Pernikahan Dini di Bojonegoro Tinggi, Bisa Sebabkan Kasus Stunting

Ketua Panitera Pengadilan Agama (PA) Bojonegoro, Solikhin Jamik .

Suarabanyuurip.com – Joko Kuncoro

Bojonegoro – Pengajuan dispensasi pernikahan (diska) di Kabupaten Bojonegoro, Jawa Timur tahun 2022 masih cukup tinggi yakni 486 pengajuan. Nikah muda menjadi salah satu faktor penyebab terjadinya kekerasan terhadap perempuan dan anak, sekaligus stunting.

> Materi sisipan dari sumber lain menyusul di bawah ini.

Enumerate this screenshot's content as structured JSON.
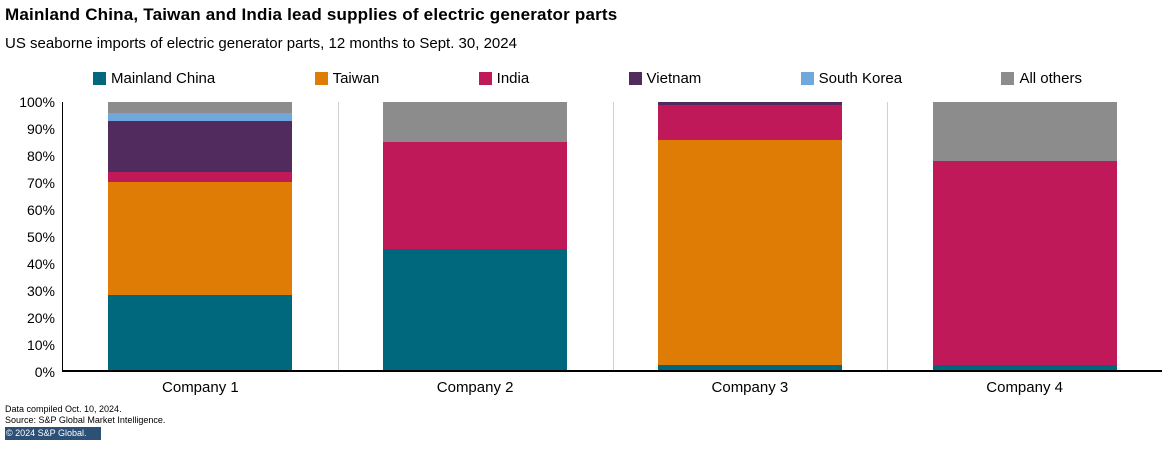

Ketua Panitera Pengadilan Agama (PA) Bojonegoro, Solikhin Jamik mengatakan, pengajuan diska mengalami peningkatan. Dan banyak faktor yang menjadi pengaruh tingginya angka diska, salah satunya tingkat pendidikan yang rendah.

“Selama 10 bulan terakhir atau hingga Oktober tercatat sebanyak 486 pengajuan diska. Terbanyak pengajuan pada Juni lalu ada 73 kasus,” katanya, Sabtu (5/11/2022).

Dia mengatakan, selain faktor pendidikan, kemiskinan juga menjadi penyebab banyaknya diska. Rata-rata yang mengajukan masih di bawah umur 19 tahun, namun tetap yang mengajukan diska para orang tua.

Sebab, berdasarkan data pengajuan diska mulai dari tingkat sekolah dasar (SD) hingga sekolah menengah atas (SMA). Terbanyak dari lulusan SMP ada 268 pemohon diska, lulusan SMA sebanyak 122 pemohon diska, lulusan SD 91 pemohon diska, dan lainnya tidak tamat sekolah sebanyak 5 pemohon.

Baca Juga :   Target Pendapatan Meleset, Dispenda Tagih Pusat

“Perkawinan anak bisa dikurangi meningkatkan jenjang pendidikan dan mengurangi angka kemiskinan,” katanya.

Sementara, Pengurus Kopri PC PMII Bojonegoro Rizkun Navi’a Darojah mengatakan, cukup prihatin dengan angka pernikahan dini di Bojonegoro yang masih tinggi. Padahal, nikah muda berpotensi adanya kekerasan terhadap perempuan juga stunting.

“Secara mental perempuan di bawah umur belum siap. Dan sangat berpotensi kekerasan dan terjadinya perceraian,” kata Rizkun

Dia mengatakan, nikah muda juga berpengaruh terhadap angka kematian ibu (AKI) karena reproduksi anak belum matang berbeda dengan orang dewasa. Tentu, saat mengandung dan melahirkan akan ada risiko tinggi.

Sehingga, perlu melakukan sosialisasi secara gencar tentang bahayanya pernikahan dini. Terutama kepada orang tua dan juga remaja.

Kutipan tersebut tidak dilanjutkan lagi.